Singer-songwriter Sophie B. Hawkins is talking about women's roles in movies over late-night coffee in Santa Monica.
"What's going on in 'A Thousand Acres' and 'Paradise Road' is women are taking charge in ways that are not usually allowed on film. There is one scene [in "Acres"] where Michelle [Pfeiffer] goes, 'Daddy, you lost!' " Hawkins delivers the line in her best Pfeiffer imitation before continuing on in her normally husky voice. "And you feel all of the angst and anger [of] her whole life went into that moment."
It is not odd that movies are on Hawkins' mind. The singer is the subject of director Gigi Gaston's unreleased documentary "The Cream Will Rise." And it is not unusual that strong women would be her focal point. Since her fast rise to stardom in 1992 with the risque "Damn I Wish I Was Your Lover" from the album "Tongues and Tails," Hawkins portrayed herself as an unapologetically strong woman long before the Lilith Fair tour made she-power cool. "I identify my sexuality with my soul, not with someone else's gender," explains Hawkins, who calls herself "omnisexual."
Tonight, the native New Yorker appears to have adapted quite well to Los Angeles. She rode her bike to this interview. Wearing faded gray corduroy pants and a sweatshirt, she talks about why she gave the reins to first-timer Gaston. "I was really curious as to why Gigi wanted to do it. I didn't know what I was to the outside world. I have a strong sense of myself but I had no idea how I projected out into the world. I had never seen myself perform."

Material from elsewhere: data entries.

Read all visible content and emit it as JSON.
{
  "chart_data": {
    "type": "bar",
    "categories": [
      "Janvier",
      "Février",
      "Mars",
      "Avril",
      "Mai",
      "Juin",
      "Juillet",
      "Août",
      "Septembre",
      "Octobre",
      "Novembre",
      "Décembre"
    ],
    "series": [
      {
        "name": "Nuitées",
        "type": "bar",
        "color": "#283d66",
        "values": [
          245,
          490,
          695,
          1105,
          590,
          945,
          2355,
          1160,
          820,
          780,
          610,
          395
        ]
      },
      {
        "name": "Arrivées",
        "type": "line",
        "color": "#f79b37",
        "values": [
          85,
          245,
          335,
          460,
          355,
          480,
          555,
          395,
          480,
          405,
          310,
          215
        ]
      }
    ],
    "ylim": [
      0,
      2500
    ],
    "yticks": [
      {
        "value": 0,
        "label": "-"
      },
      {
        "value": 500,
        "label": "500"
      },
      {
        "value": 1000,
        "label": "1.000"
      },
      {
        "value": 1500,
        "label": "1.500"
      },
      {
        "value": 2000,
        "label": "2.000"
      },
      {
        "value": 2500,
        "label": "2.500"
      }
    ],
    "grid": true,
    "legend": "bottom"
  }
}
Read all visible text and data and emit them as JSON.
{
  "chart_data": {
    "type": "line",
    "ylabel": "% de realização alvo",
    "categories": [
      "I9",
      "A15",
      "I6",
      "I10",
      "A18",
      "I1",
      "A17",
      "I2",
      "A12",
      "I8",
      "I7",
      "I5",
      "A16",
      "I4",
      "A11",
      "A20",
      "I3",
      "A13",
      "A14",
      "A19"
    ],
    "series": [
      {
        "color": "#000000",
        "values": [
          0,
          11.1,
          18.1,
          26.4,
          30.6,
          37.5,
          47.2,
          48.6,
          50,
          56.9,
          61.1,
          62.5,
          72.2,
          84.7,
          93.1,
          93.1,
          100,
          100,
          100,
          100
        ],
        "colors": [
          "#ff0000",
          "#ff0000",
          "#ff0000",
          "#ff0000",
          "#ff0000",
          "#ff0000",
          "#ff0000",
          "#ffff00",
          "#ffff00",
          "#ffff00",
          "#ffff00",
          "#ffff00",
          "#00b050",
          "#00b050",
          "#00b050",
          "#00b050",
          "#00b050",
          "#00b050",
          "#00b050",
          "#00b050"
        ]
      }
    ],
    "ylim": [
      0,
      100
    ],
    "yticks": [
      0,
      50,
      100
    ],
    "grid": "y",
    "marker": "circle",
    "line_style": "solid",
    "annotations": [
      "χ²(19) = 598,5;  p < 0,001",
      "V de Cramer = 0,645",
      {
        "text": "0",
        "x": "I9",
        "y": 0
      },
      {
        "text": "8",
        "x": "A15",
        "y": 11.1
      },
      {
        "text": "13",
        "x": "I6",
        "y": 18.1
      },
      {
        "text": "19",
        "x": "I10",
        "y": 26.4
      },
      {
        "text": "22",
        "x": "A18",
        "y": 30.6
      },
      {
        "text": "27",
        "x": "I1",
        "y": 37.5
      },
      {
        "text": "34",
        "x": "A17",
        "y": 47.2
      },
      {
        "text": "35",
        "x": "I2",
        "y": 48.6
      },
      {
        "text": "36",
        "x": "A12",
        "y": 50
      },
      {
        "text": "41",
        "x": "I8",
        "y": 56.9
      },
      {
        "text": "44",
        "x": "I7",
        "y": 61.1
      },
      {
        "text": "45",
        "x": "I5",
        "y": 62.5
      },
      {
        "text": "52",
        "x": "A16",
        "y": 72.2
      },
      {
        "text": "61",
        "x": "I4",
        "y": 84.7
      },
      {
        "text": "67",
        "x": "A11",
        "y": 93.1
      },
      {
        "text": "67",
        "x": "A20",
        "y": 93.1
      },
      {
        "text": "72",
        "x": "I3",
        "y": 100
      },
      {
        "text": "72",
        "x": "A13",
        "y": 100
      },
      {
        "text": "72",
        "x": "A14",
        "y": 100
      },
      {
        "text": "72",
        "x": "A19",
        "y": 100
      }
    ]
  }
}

The idea sprang full-blown into Gaston's mind after watching one of Hawkins' rehearsals. The two had met a few nights earlier by chance while having dinner with mutual friends in February 1996. They clicked and Hawkins invited Gaston to a rehearsal, insisting that she say for a couple of hours. As Gaston recalls, "I came and stayed eight. I was just so fascinated by her that I offered to do a documentary on her, and she said, 'yah, yeah, so many people say that,' and I said, 'I want to,' and she said, 'Go ahead.' "
But at that time, Gaston didn't know any potential crew members, own a camera or have any directing experience. She was a former Olympic equestrian who had started writing film scripts. "I called my assistant's friend who had painted my kitchen. She had mentioned that she had worked on movies," Gaston says with a laugh. That woman was Anne Attalla, who served as line producer. With a couple of years of commercial and film work to her credit, Attalla would prove invaluable.